“這小伙子確實不錯!”
黑白無常將第二杯白酒喝下去后,我返回身準備再給他們倆拿一瓶白酒,結果被謝必安給攔住了。
“我們還有要事在身,不宜貪杯,等改天有時間,你再請我們哥倆喝酒,這酒味道是可以,但不如茅臺的味道好!”
“謝老爺,下次我請你們倆喝茅臺!”我擠出笑容對勾魂鬼差說了一聲后,就伸出右手抹了一把額頭上的冷汗,心里面又緊張又害怕。
下午一點多鐘,吳傳芳帶著兩個中年男子從屋子里走出來與吳嬸子打了一聲招呼就向外走出來。
這個吳傳芳打扮得很洋氣,她的頭發燙成大卷,柳葉眉,大眼睛,翹鼻梁,小嘴巴,鵝蛋臉,上身穿著一件花襯衫,下身穿著一條紅色的燈籠褲,腳上穿著一雙黃色的高跟鞋,手里面提著一個LV包,看著很有氣質。
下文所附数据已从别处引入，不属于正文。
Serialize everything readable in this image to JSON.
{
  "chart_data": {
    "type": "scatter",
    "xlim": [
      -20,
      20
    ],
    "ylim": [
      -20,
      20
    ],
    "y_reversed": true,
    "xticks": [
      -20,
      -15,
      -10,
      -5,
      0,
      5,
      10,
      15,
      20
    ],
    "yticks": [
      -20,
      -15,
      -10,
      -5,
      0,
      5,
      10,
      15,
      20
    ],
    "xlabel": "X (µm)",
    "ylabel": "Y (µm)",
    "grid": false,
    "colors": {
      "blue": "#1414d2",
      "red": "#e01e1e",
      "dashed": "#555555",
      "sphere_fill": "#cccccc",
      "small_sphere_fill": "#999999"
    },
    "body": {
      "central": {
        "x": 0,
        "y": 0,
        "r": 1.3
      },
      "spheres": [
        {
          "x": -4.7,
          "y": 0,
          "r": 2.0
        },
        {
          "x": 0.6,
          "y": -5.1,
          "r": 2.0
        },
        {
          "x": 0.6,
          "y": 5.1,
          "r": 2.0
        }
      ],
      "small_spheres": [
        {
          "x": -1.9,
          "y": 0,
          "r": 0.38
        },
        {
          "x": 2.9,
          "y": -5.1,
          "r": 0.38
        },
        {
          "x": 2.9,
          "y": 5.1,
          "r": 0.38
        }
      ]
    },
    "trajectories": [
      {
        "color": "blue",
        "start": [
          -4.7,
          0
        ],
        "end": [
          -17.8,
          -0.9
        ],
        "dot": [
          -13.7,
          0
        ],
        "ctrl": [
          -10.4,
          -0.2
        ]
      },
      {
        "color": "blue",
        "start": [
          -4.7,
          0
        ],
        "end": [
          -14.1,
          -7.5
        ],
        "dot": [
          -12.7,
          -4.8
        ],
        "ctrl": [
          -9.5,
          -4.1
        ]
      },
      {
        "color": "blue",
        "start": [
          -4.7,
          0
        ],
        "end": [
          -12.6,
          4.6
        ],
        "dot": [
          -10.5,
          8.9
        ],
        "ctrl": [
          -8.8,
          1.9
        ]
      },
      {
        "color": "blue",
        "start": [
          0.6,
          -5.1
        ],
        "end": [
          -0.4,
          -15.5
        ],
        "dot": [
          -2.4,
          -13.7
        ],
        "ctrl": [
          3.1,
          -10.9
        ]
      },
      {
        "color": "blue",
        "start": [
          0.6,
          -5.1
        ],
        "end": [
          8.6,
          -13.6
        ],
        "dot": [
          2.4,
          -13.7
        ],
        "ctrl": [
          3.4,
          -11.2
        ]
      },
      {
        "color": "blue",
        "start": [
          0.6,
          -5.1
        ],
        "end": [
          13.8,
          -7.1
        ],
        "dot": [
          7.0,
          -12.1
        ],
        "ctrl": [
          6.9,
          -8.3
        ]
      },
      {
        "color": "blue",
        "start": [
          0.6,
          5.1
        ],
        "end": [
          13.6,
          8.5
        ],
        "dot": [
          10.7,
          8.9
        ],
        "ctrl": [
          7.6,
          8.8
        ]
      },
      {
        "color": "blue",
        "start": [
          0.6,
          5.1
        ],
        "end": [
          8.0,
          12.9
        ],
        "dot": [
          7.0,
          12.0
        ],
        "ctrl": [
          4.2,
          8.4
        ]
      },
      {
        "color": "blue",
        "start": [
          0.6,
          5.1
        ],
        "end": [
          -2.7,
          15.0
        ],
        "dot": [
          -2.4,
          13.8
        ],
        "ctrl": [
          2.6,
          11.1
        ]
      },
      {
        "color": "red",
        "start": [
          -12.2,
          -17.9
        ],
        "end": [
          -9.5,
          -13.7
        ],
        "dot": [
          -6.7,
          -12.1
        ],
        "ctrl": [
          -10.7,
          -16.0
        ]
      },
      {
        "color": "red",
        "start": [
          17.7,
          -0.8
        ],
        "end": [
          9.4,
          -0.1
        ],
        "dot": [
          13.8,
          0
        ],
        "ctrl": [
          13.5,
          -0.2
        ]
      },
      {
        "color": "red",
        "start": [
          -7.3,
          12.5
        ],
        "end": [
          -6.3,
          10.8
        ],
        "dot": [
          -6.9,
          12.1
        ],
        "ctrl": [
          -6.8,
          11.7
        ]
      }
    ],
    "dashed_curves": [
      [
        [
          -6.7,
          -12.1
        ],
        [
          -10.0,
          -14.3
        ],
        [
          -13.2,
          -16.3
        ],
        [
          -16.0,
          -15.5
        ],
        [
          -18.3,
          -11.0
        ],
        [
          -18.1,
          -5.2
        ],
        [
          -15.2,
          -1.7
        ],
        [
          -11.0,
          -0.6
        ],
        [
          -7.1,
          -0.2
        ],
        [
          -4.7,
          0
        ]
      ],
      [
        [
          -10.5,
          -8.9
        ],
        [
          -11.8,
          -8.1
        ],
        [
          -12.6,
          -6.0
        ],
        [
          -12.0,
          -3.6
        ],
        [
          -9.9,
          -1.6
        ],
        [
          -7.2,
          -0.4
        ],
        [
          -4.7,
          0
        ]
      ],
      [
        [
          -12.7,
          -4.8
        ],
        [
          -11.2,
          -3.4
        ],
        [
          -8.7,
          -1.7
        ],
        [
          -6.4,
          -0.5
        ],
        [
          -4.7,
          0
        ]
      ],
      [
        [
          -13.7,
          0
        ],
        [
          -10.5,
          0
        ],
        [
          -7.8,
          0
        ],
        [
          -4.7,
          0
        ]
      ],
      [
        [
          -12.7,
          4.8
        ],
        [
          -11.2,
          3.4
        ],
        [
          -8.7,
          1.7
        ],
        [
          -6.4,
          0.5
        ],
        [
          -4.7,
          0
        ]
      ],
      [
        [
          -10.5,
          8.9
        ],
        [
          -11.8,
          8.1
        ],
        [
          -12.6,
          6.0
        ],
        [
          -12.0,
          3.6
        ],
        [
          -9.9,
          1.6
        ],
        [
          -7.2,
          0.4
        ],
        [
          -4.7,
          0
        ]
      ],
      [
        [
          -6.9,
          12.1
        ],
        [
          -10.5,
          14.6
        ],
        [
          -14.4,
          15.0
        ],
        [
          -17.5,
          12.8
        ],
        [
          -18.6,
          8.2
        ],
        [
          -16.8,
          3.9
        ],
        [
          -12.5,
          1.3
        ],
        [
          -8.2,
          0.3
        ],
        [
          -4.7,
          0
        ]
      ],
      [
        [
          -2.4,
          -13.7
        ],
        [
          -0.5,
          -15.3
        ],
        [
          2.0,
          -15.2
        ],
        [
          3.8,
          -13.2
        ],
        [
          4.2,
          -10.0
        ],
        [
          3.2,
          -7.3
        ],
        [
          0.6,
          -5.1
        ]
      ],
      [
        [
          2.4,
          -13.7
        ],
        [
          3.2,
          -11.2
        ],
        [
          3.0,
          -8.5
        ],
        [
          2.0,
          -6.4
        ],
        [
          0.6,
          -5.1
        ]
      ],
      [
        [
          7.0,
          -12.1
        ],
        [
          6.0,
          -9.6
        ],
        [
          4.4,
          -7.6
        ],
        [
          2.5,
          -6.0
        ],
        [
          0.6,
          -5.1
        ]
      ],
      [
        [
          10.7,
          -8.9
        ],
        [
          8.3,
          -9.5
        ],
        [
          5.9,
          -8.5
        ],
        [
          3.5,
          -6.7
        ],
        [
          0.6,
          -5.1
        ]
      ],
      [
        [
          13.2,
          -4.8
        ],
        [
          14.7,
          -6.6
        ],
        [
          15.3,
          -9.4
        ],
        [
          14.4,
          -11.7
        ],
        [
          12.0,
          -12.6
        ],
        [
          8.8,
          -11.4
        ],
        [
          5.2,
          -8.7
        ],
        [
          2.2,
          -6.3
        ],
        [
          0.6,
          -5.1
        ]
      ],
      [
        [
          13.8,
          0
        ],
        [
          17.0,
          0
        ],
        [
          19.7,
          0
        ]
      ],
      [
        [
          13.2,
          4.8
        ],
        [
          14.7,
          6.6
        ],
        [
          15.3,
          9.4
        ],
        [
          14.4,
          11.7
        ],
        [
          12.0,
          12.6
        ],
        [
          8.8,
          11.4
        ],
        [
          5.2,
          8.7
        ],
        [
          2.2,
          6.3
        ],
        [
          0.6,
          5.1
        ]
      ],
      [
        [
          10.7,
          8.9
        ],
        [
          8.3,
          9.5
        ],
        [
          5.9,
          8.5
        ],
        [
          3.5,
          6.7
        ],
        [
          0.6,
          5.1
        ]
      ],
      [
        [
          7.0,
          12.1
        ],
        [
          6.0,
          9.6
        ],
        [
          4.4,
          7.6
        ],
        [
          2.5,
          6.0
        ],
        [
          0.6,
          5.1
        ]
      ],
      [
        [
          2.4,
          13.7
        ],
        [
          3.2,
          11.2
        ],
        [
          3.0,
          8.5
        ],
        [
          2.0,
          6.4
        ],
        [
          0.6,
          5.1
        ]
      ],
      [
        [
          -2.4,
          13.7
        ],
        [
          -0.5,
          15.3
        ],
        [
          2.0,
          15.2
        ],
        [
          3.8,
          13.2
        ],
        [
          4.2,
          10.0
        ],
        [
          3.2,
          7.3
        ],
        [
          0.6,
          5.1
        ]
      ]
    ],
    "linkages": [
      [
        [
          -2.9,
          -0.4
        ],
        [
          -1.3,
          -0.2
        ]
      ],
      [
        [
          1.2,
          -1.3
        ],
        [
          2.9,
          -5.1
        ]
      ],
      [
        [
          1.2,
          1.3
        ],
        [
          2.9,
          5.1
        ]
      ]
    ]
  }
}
吳傳芳跳到一輛紅色的奔馳SUV上,就把車子打著火了。
“我們倆要走了!”黑白無常對我打了一聲招呼,他們倆化為一團黑色的陰氣,穿過車門進入到了吳傳芳的車里面。
吳傳芳的車子從我的身邊經過時,黑白無常就坐在后面的車座上對我擺著手,我擠出微笑對他們倆點點頭。
黑白無常離開后,聚在農家院上空的黑云瞬間就消散不見了,天空又變得晴朗。
我回到后廚,看到吳嬸子心不在焉地坐在凳子上抹著眼淚。
“吳嬸子,你別傷心了,你姐姐就是自作孽不可活。”我走過去對吳嬸子安慰了一句。
“人這輩子,還真是不能干壞事。”吳嬸子嘟囔了一句。
“美麗,你這是怎么了?”我爸走進后廚,看到吳嬸子眼角處掛著淚水,眼睛紅腫,關心地問向我吳嬸子。
“突然想起我死去的男人,心里面有點難受!”吳嬸子將眼角的淚水擦干凈對我爸回了一聲。
“你們家老秋,在下面看到你現在的日子過的好,他會為你開心的!”我爸對吳嬸子安慰了一句。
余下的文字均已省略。